First, we calculate the moles of oxygen gas (O2) formed using the ideal gas equation:
P = 770 torr = 0.983 atm
V = 790 mL = 0.790 L
T = 111 °C + 273 = 384 K
Using PV = nRT, we find n = 0.0238 mol O2
Next, we use the coefficients in the chemical equation to determine the moles of KClO3 reacted: 0.0159 mol KClO3
Finally, by calculating the molar mass of KClO3 (122.55 g/mol), we obtain the mass of KClO3 that decomposes to be 1.95 g.

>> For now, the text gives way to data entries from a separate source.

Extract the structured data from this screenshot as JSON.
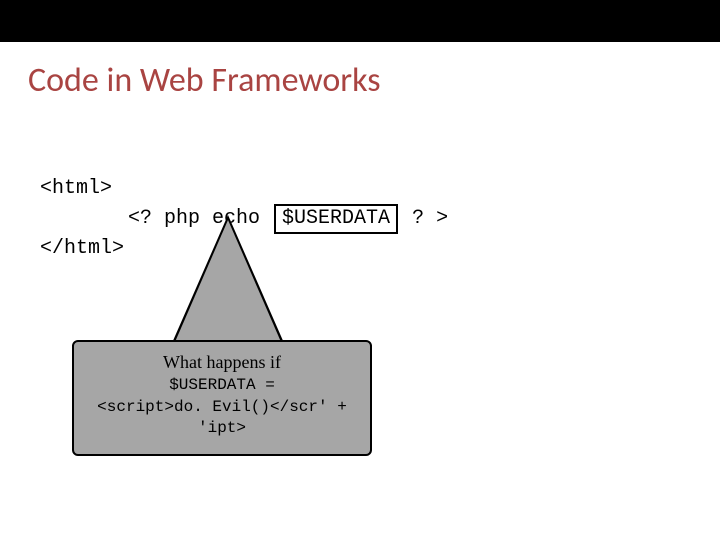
{
  "title": "Code in Web Frameworks",
  "code": {
    "open_tag": "<html>",
    "php_open": "<? php echo ",
    "userdata_token": "$USERDATA",
    "php_close": " ? >",
    "close_tag": "</html>"
  },
  "callout": {
    "question": "What happens if",
    "line1": "$USERDATA =",
    "line2": "<script>do. Evil()</scr' + 'ipt>"
  }
}
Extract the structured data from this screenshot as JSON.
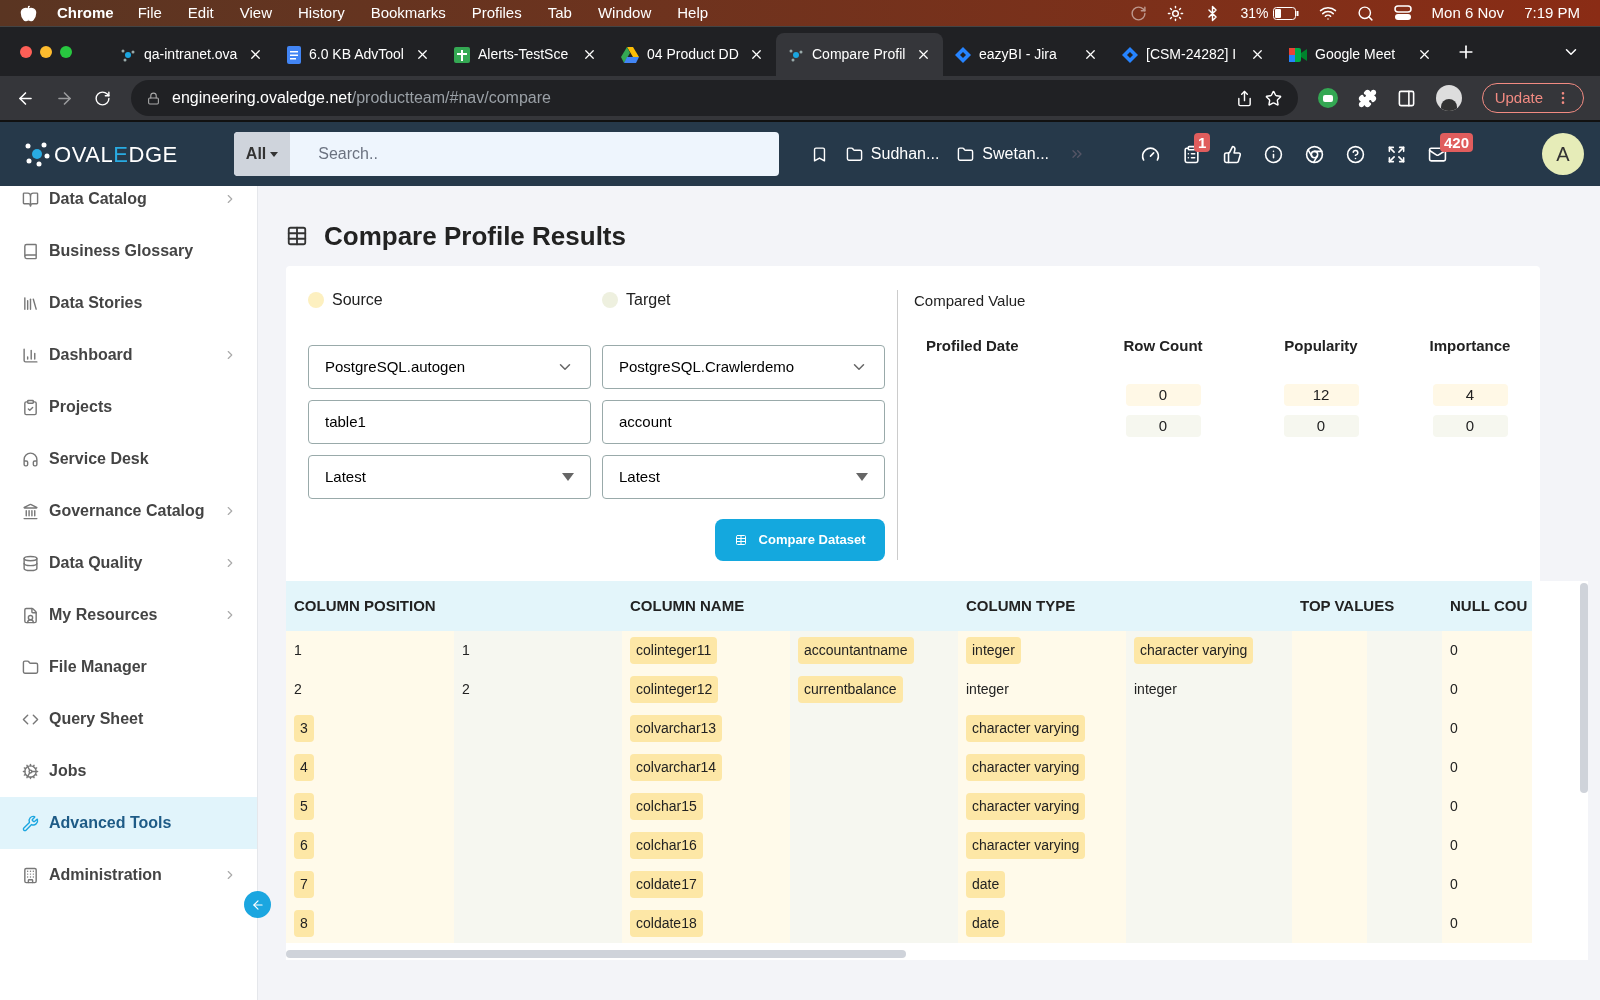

In this chemistry problem, we are tasked with finding the amount of potassium chlorate (KClO3) that decomposes to produce potassium chloride and oxygen gas under specific conditions.
By applying the ideal gas equation and utilizing the coefficients of the chemical equation, we were able to calculate the mass of KClO3 that reacts to form the given volume of oxygen gas.
The process involves converting pressure to atm, volume to L, and temperature to Kelvin to facilitate the calculations accurately. Furthermore, understanding the stoichiometry of the reaction is crucial in determining the correct amount of reactant consumed.
Overall, this problem showcases the application of gas laws and stoichiometry in determining the quantity of reactants and products in a chemical reaction.
By approaching such problems systematically and with a clear understanding of fundamental concepts, solving complex chemical equations becomes manageable and rewarding.